Raging Narcissist: Merely Pissed-off?

Narcissistic rage is a phenomenon that occurs when a narcissist is frustrated in their pursuit of narcissistic supply, causing narcissistic injury. The narcissist then projects a bad object onto the source of their frustration and rages against a perceived evil entity that has injured and frustrated them. Narcissistic rage is not the same as normal anger and has two forms: explosive and pernicious or passive-aggressive. People with personality disorders are in a constant state of anger, which is effectively suppressed most of the time, and they are afraid to show that they are angry to meaningful others because they are afraid to lose them.

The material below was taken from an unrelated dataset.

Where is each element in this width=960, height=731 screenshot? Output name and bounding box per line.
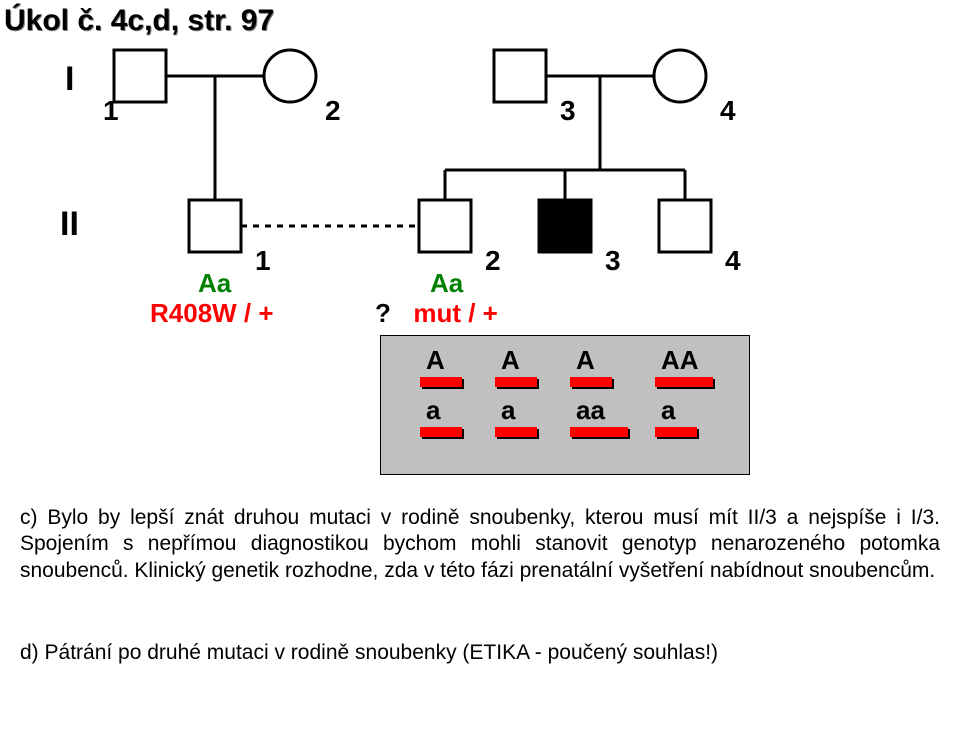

Narcissism is Tiring Energy-depleting

Personality is a dynamic, ongoing process that is ever-evolving. The more primitive the personality, the less organized, the more disordered, the greater the amount of energy required to maintain it in a semblance of balance and function. Narcissists externalize most of the available energy in an effort to secure a narcissistic supply. The narcissist's constant fatigue and ennui, his short attention span, his tendency to devalue sources of supply, even his transformed aggression.

DSM V Gets Narcissistic Personality Disorder Partly Right

The DSM-5 criteria for diagnosing narcissistic personality disorder include impairments in personality functioning, both self and interpersonal, and the presence of pathological personality traits. The impairments in self-functioning include identity and self-direction, while the impairments in interpersonal functioning include empathy and intimacy. The DSM-5 also focuses on pathological personality traits of the narcissist, which are characterized by antagonism, grandiosity, and attention-seeking. The diagnostic criteria should be stable across time, consistent across situations, and not solely due to direct physiological effects of a substance or general medical condition.